CONSTITUTION DU 4 OCTOBRE 1958

QUATORZIÈME LÉGISLATURE

Enregistré à la Présidence de l’Assemblée nationale le 20 août 2012.

PROPOSITION DE RÉSOLUTION

tendant à la création d’une commission d’enquête sur les difficultés résultant pour les collectivités locales et leurs habitants du resserrement du crédit imposé par les banques,

(Renvoyée à la commission des lois constitutionnelles, de la législation et de l’administration générale
de la République, à défaut de constitution d’une commission spéciale
dans les délais prévus par les articles 30 et 31 du Règlement.)

présentée par Madame et Messieurs

Alain BOCQUET, François ASENSI, Bruno Nestor AZEROT, Huguette BELLO, Marie-George BUFFET, Jean-Jacques CANDELIER, Patrice CARVALHO, Gaby CHARROUX, André CHASSAIGNE, Marc DOLEZ, Jacqueline FRAYSSE, Jean-Philippe NILOR, Alfred MARIE-JEANNE et Nicolas SANSU,

député-e-s.

EXPOSÉ DES MOTIFS

Mesdames, Messieurs,

Le 15 mai 2012, dans une réponse à un parlementaire mettant en cause l’attitude des banques vis-à-vis des collectivités territoriales, le précédent gouvernement constatait : « Le resserrement de l’offre de crédits bancaires auquel sont aujourd’hui confrontées les collectivités territoriales, se traduit non seulement par une réduction des volumes et une augmentation des marges, mais également par une diminution des durées de prêts. »
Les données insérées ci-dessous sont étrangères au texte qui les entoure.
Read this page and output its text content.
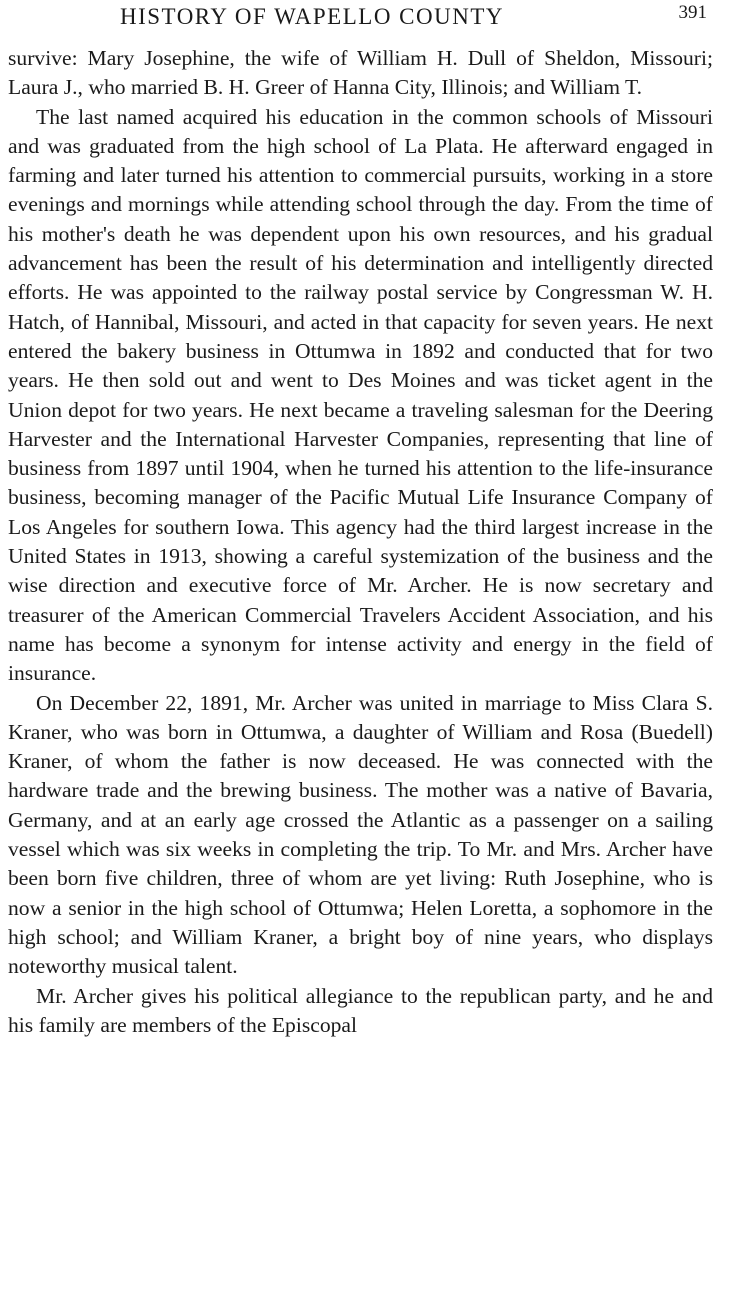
HISTORY OF WAPELLO COUNTY	391

survive: Mary Josephine, the wife of William H. Dull of Sheldon, Missouri; Laura J., who married B. H. Greer of Hanna City, Illinois; and William T.

The last named acquired his education in the common schools of Missouri and was graduated from the high school of La Plata. He afterward engaged in farming and later turned his attention to commercial pursuits, working in a store evenings and mornings while attending school through the day. From the time of his mother's death he was dependent upon his own resources, and his gradual advancement has been the result of his determination and intelligently directed efforts. He was appointed to the railway postal service by Congressman W. H. Hatch, of Hannibal, Missouri, and acted in that capacity for seven years. He next entered the bakery business in Ottumwa in 1892 and conducted that for two years. He then sold out and went to Des Moines and was ticket agent in the Union depot for two years. He next became a traveling salesman for the Deering Harvester and the International Harvester Companies, representing that line of business from 1897 until 1904, when he turned his attention to the life-insurance business, becoming manager of the Pacific Mutual Life Insurance Company of Los Angeles for southern Iowa. This agency had the third largest increase in the United States in 1913, showing a careful systemization of the business and the wise direction and executive force of Mr. Archer. He is now secretary and treasurer of the American Commercial Travelers Accident Association, and his name has become a synonym for intense activity and energy in the field of insurance.

On December 22, 1891, Mr. Archer was united in marriage to Miss Clara S. Kraner, who was born in Ottumwa, a daughter of William and Rosa (Buedell) Kraner, of whom the father is now deceased. He was connected with the hardware trade and the brewing business. The mother was a native of Bavaria, Germany, and at an early age crossed the Atlantic as a passenger on a sailing vessel which was six weeks in completing the trip. To Mr. and Mrs. Archer have been born five children, three of whom are yet living: Ruth Josephine, who is now a senior in the high school of Ottumwa; Helen Loretta, a sophomore in the high school; and William Kraner, a bright boy of nine years, who displays noteworthy musical talent.

Mr. Archer gives his political allegiance to the republican party, and he and his family are members of the Episcopal
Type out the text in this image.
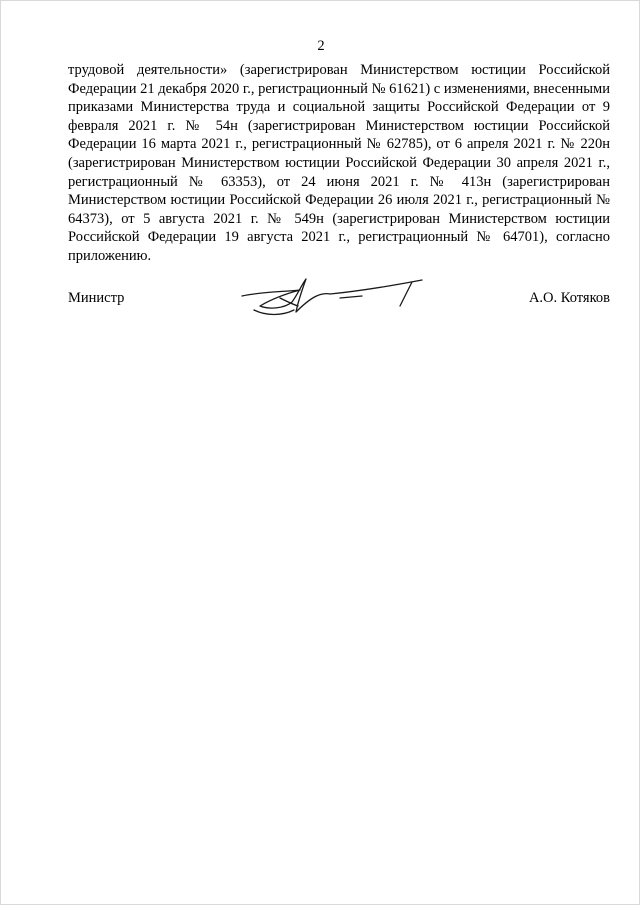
2

трудовой деятельности» (зарегистрирован Министерством юстиции Российской Федерации 21 декабря 2020 г., регистрационный № 61621) с изменениями, внесенными приказами Министерства труда и социальной защиты Российской Федерации от 9 февраля 2021 г. № 54н (зарегистрирован Министерством юстиции Российской Федерации 16 марта 2021 г., регистрационный № 62785), от 6 апреля 2021 г. № 220н (зарегистрирован Министерством юстиции Российской Федерации 30 апреля 2021 г., регистрационный № 63353), от 24 июня 2021 г. № 413н (зарегистрирован Министерством юстиции Российской Федерации 26 июля 2021 г., регистрационный № 64373), от 5 августа 2021 г. № 549н (зарегистрирован Министерством юстиции Российской Федерации 19 августа 2021 г., регистрационный № 64701), согласно приложению.

Министр	А.О. Котяков
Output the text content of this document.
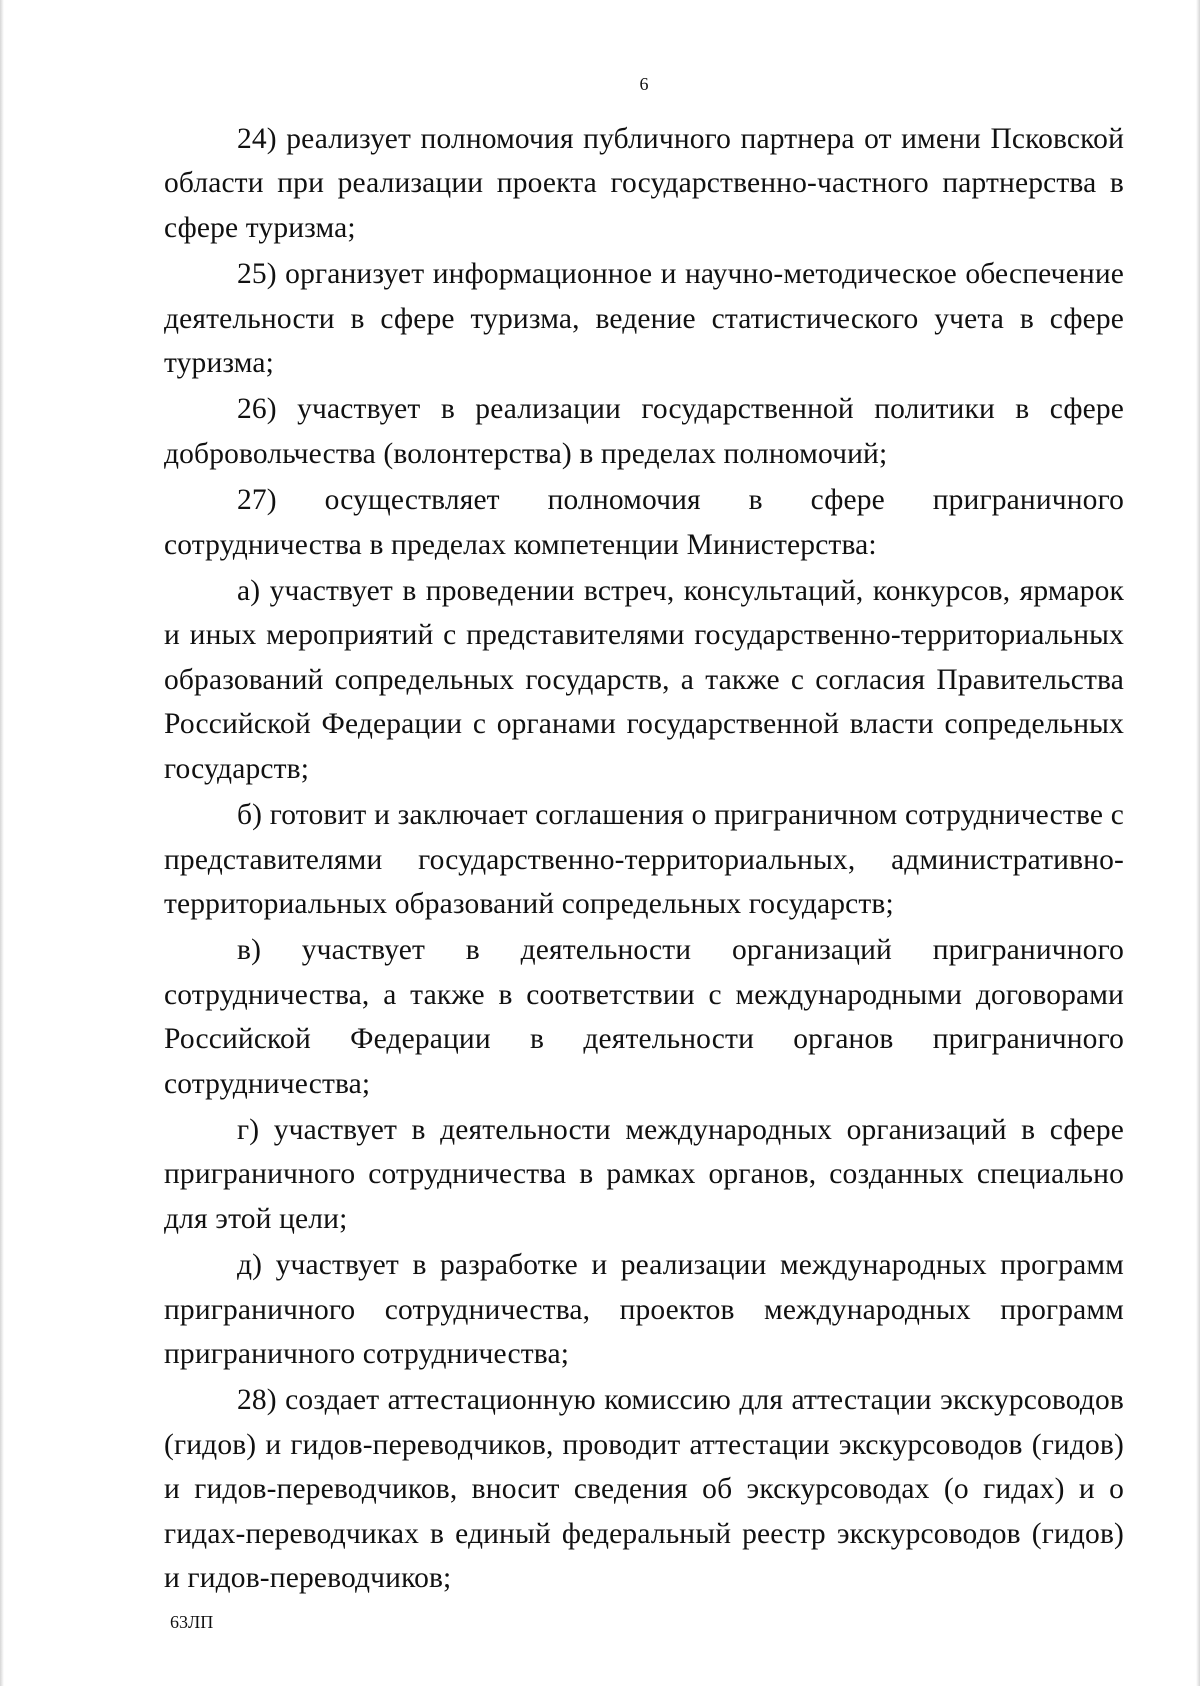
6

24) реализует полномочия публичного партнера от имени Псковской области при реализации проекта государственно-частного партнерства в сфере туризма;

25) организует информационное и научно-методическое обеспечение деятельности в сфере туризма, ведение статистического учета в сфере туризма;

26) участвует в реализации государственной политики в сфере добровольчества (волонтерства) в пределах полномочий;

27) осуществляет полномочия в сфере приграничного сотрудничества в пределах компетенции Министерства:

а) участвует в проведении встреч, консультаций, конкурсов, ярмарок и иных мероприятий с представителями государственно-территориальных образований сопредельных государств, а также с согласия Правительства Российской Федерации с органами государственной власти сопредельных государств;

б) готовит и заключает соглашения о приграничном сотрудничестве с представителями государственно-территориальных, административно-территориальных образований сопредельных государств;

в) участвует в деятельности организаций приграничного сотрудничества, а также в соответствии с международными договорами Российской Федерации в деятельности органов приграничного сотрудничества;

г) участвует в деятельности международных организаций в сфере приграничного сотрудничества в рамках органов, созданных специально для этой цели;

д) участвует в разработке и реализации международных программ приграничного сотрудничества, проектов международных программ приграничного сотрудничества;

28) создает аттестационную комиссию для аттестации экскурсоводов (гидов) и гидов-переводчиков, проводит аттестации экскурсоводов (гидов) и гидов-переводчиков, вносит сведения об экскурсоводах (о гидах) и о гидах-переводчиках в единый федеральный реестр экскурсоводов (гидов) и гидов-переводчиков;

63ЛП
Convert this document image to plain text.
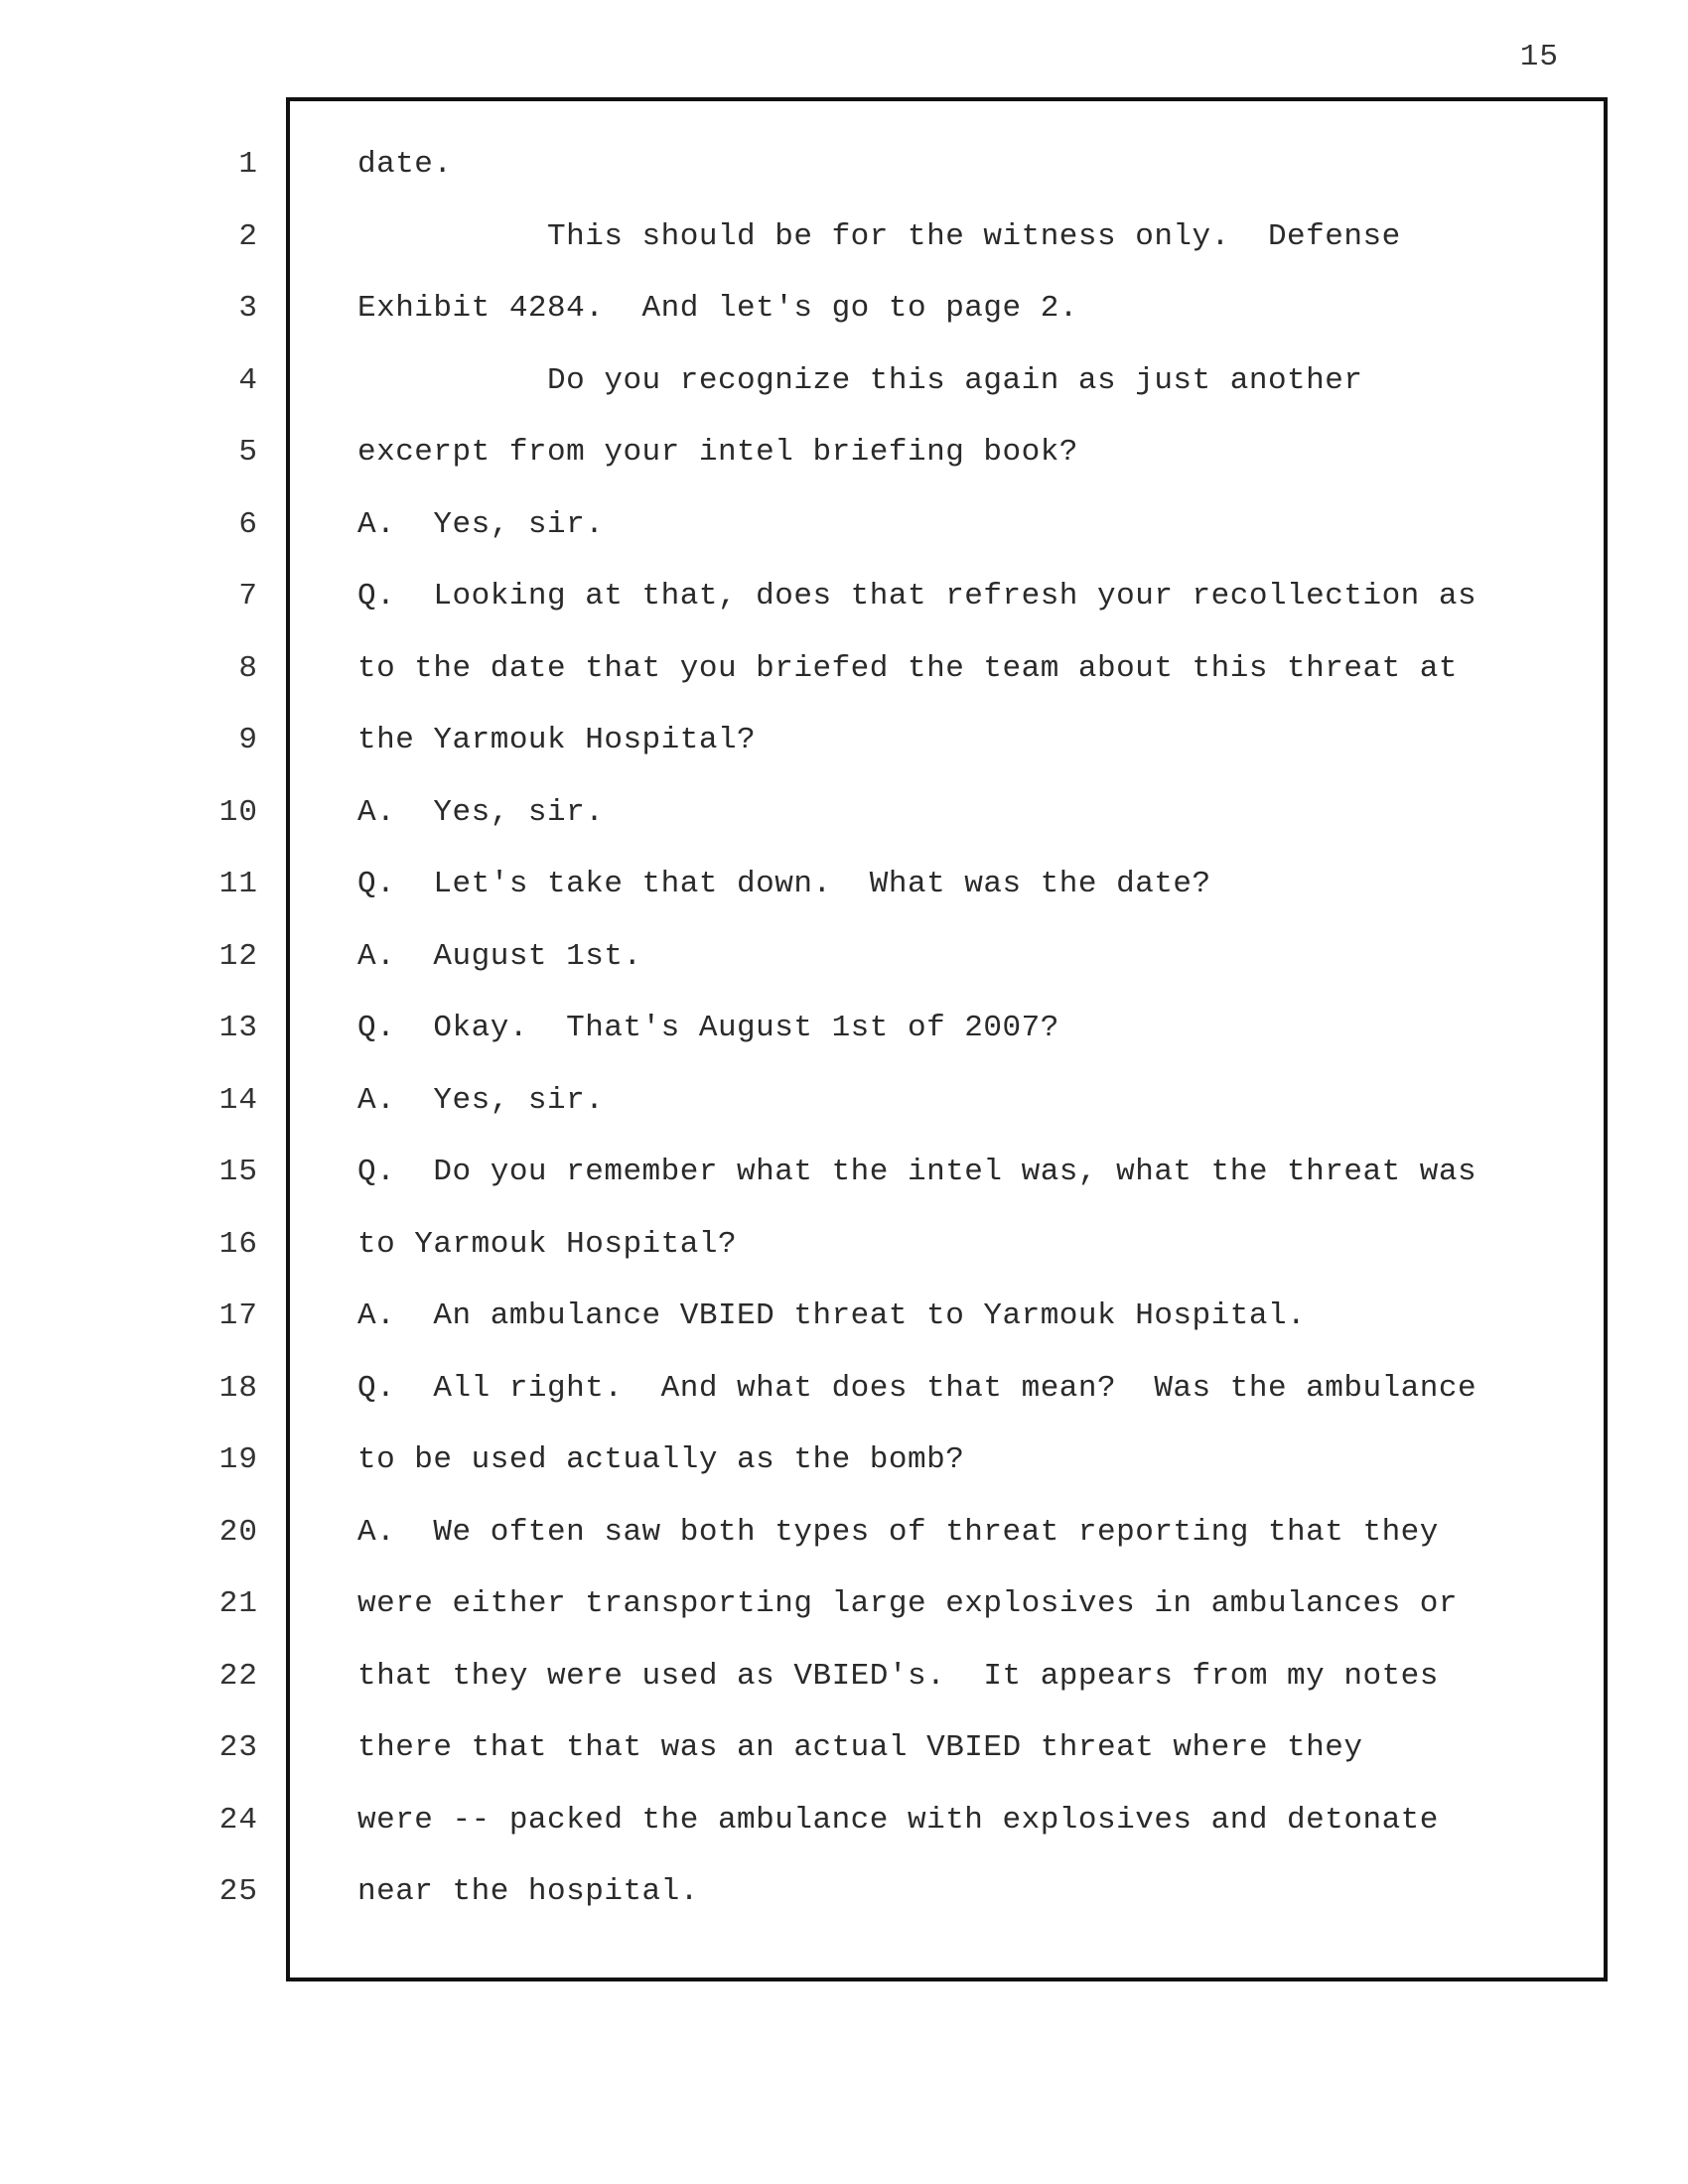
15
1	date.
2	This should be for the witness only.  Defense
3	Exhibit 4284.  And let's go to page 2.
4	Do you recognize this again as just another
5	excerpt from your intel briefing book?
6	A.  Yes, sir.
7	Q.  Looking at that, does that refresh your recollection as
8	to the date that you briefed the team about this threat at
9	the Yarmouk Hospital?
10	A.  Yes, sir.
11	Q.  Let's take that down.  What was the date?
12	A.  August 1st.
13	Q.  Okay.  That's August 1st of 2007?
14	A.  Yes, sir.
15	Q.  Do you remember what the intel was, what the threat was
16	to Yarmouk Hospital?
17	A.  An ambulance VBIED threat to Yarmouk Hospital.
18	Q.  All right.  And what does that mean?  Was the ambulance
19	to be used actually as the bomb?
20	A.  We often saw both types of threat reporting that they
21	were either transporting large explosives in ambulances or
22	that they were used as VBIED's.  It appears from my notes
23	there that that was an actual VBIED threat where they
24	were -- packed the ambulance with explosives and detonate
25	near the hospital.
Cette situation que l’ensemble des élus territoriaux constate depuis quatre ans n’allait pourtant pas encore de soi début 2012, aux yeux du ministère de l’économie, des finances et de l’industrie. Interrogé à ce sujet à l’Assemblée nationale le 18 janvier, le ministre répondait en effet à propos de ces difficultés: « (…) je peux en témoigner, étant moi-même élu local », avant cependant de mettre toute cette situation au passé : « Il y a eu une tension, au cours de la période d’instabilité de la zone euro, à la sortie de l’été, en ce qui concerne l’accès au crédit pour les collectivités locales. »

Les constats dressés quatre mois plus tard (!) par les services mêmes du ministère, montrent que le problème loin d’être maîtrisé ni passager, demeure plus que jamais d’une complète actualité!

C’est d’ailleurs dès 2008 – et non au détour de l’été 2011 – que les premiers signes de tension étaient apparus, une députée communiste attirant alors l’attention du gouvernement de l’époque sur « l’onde de choc financière partie des États-Unis (et qui) touche maintenant l’économie française ». Dans ce contexte, ajoutait-elle, « les collectivités locales qui sont au tout premier rang pour le niveau des investissements réalisés en France, risquent de réduire les dépenses d’équipement si les conditions des emprunts qu’elles sont amenées à contracter sont aggravées. Les conséquences pour l’activité des entreprises et l’emploi dans notre pays seraient dramatiques. »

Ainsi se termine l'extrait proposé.